Seguro que todos más de una vez hemos amanecido con un dolor horrible que te impide moverte con normalidad por haber practicado algún deporte después de un tiempo de inactividad, por haber intensificado más el ejercicio que hacemos regularmente, o por cambiar de actividad y trabajar grupos musculares que de normal no forzamos tanto. Eso son las famosas agujetas, también llamadas dolor muscular de origen retardado.

agujetasDurante años se ha creído que las agujetas están provocadas por pequeños cristales de ácido láctico que pinchan el músculo. Este ácido es una sustancia que produce nuestro propio organismo que resulta del metabolismo del azúcar cuando hacemos ejercicios anaeróbicos, es decir, de mucha intensidad pero poca duración, como pueden ser levantar pesas, correr muy rápido…

Con el tiempo se ha demostrado que esa no era la causa de las agujetas. Los actuales estudios hablan de una reacción inflamatoria como causa principal, en respuesta a microlesiones musculares y tendinosas que se dan porque el músculo no está adaptado a la actividad a la que es sometido. Es decir, se producen pequeñas roturas de las fibras musculares, esto hace que se acumulen metabolitos o desechos y aparece una reacción inflamatoria que irrita las fibras nerviosas provocando dolor en los músculos que se han solicitado por encima de sus posibilidades.

El dolor tarda en aparecer entre 12 y 48 horas después del esfuerzo, y aumenta al estirar o contraer los músculos afectados y a la palpación, mientras que si estamos en reposo es indoloro. Debería desaparecer en un plazo máximo de 4 días.

Para prevenir que aparezcan agujetas, es recomendable hacer entrenamientos progresivos regulares y adaptados. Es decir, calentar siempre antes todos los grupos musculares, empezar con poca intensidad si estamos desentrenados e ir aumentándola poco a poco, y estirar muy bien cuando hayamos terminado.

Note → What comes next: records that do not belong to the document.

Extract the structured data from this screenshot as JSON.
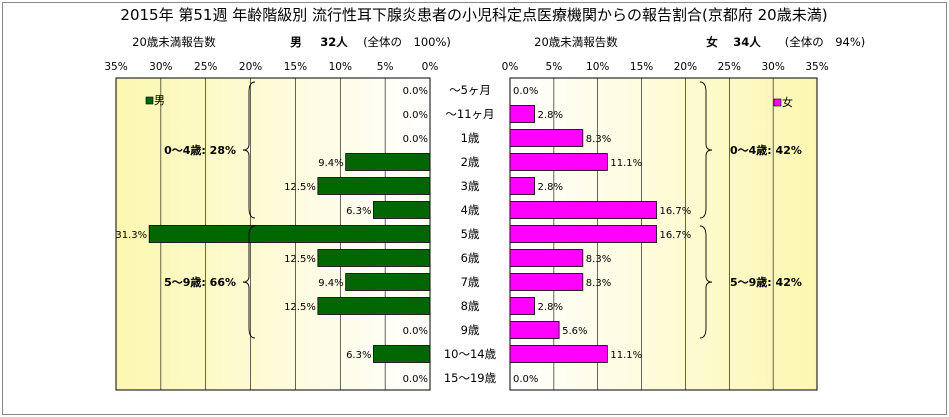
{
  "chart_data": {
    "type": "bar",
    "orientation": "horizontal-butterfly",
    "title": "2015年 第51週 年齢階級別 流行性耳下腺炎患者の小児科定点医療機関からの報告割合(京都府 20歳未満)",
    "categories": [
      "～5ヶ月",
      "～11ヶ月",
      "1歳",
      "2歳",
      "3歳",
      "4歳",
      "5歳",
      "6歳",
      "7歳",
      "8歳",
      "9歳",
      "10～14歳",
      "15～19歳"
    ],
    "xlim": [
      0,
      35
    ],
    "x_ticks": [
      "35%",
      "30%",
      "25%",
      "20%",
      "15%",
      "10%",
      "5%",
      "0%"
    ],
    "x_ticks_right": [
      "0%",
      "5%",
      "10%",
      "15%",
      "20%",
      "25%",
      "30%",
      "35%"
    ],
    "left_panel": {
      "header_label": "20歳未満報告数",
      "header_gender": "男",
      "header_count": "32人",
      "header_share": "(全体の　100%)",
      "legend": "男",
      "color": "#006600",
      "values": [
        0.0,
        0.0,
        0.0,
        9.4,
        12.5,
        6.3,
        31.3,
        12.5,
        9.4,
        12.5,
        0.0,
        6.3,
        0.0
      ],
      "labels": [
        "0.0%",
        "0.0%",
        "0.0%",
        "9.4%",
        "12.5%",
        "6.3%",
        "31.3%",
        "12.5%",
        "9.4%",
        "12.5%",
        "0.0%",
        "6.3%",
        "0.0%"
      ],
      "groups": [
        {
          "label": "0～4歳: 28%",
          "from": 0,
          "to": 5
        },
        {
          "label": "5～9歳: 66%",
          "from": 6,
          "to": 10
        }
      ]
    },
    "right_panel": {
      "header_label": "20歳未満報告数",
      "header_gender": "女",
      "header_count": "34人",
      "header_share": "(全体の　94%)",
      "legend": "女",
      "color": "#ff00ff",
      "values": [
        0.0,
        2.8,
        8.3,
        11.1,
        2.8,
        16.7,
        16.7,
        8.3,
        8.3,
        2.8,
        5.6,
        11.1,
        0.0
      ],
      "labels": [
        "0.0%",
        "2.8%",
        "8.3%",
        "11.1%",
        "2.8%",
        "16.7%",
        "16.7%",
        "8.3%",
        "8.3%",
        "2.8%",
        "5.6%",
        "11.1%",
        "0.0%"
      ],
      "groups": [
        {
          "label": "0～4歳: 42%",
          "from": 0,
          "to": 5
        },
        {
          "label": "5～9歳: 42%",
          "from": 6,
          "to": 10
        }
      ]
    },
    "grid": true
  }
}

Si por lo que sea un día nos hemos pasado (típica pachanguita de verano cuando hacemos el parón de la temporada), no servirá de nada que te tomes un vaso de agua con azúcar como muchos recomiendan, porque esa teoría se basaba en disolver los cristalitos de ácido láctico. Lo que hay que hacer es intentar “limpiar” el músculo de esos metabolitos que se han acumulado, y para ello es bueno aumentar la sangre que llega a la zona. Esto se consigue repitiendo el ejercicio que provocó las agujetas pero con menor intensidad (aunque sea lo que menos te apetezca), estirando sin forzar y realizando un masaje suave en las zonas doloridas. También es recomendable beber más agua y, en casos de mucho dolor, se podría recurrir a un antiinflamatorio, aunque no soy muy partidaria de abusar de ellos…

Después de leer esto, si sois de la opinión de que el verano está para descansar y habéis dejado el entrenamiento a un lado… Desde Fisioterapia Eva Tello Cadarso en Zaragoza os recomiendo… Tened cabeza y no os paséis al empezar la nueva temporada, ¡poco a poco!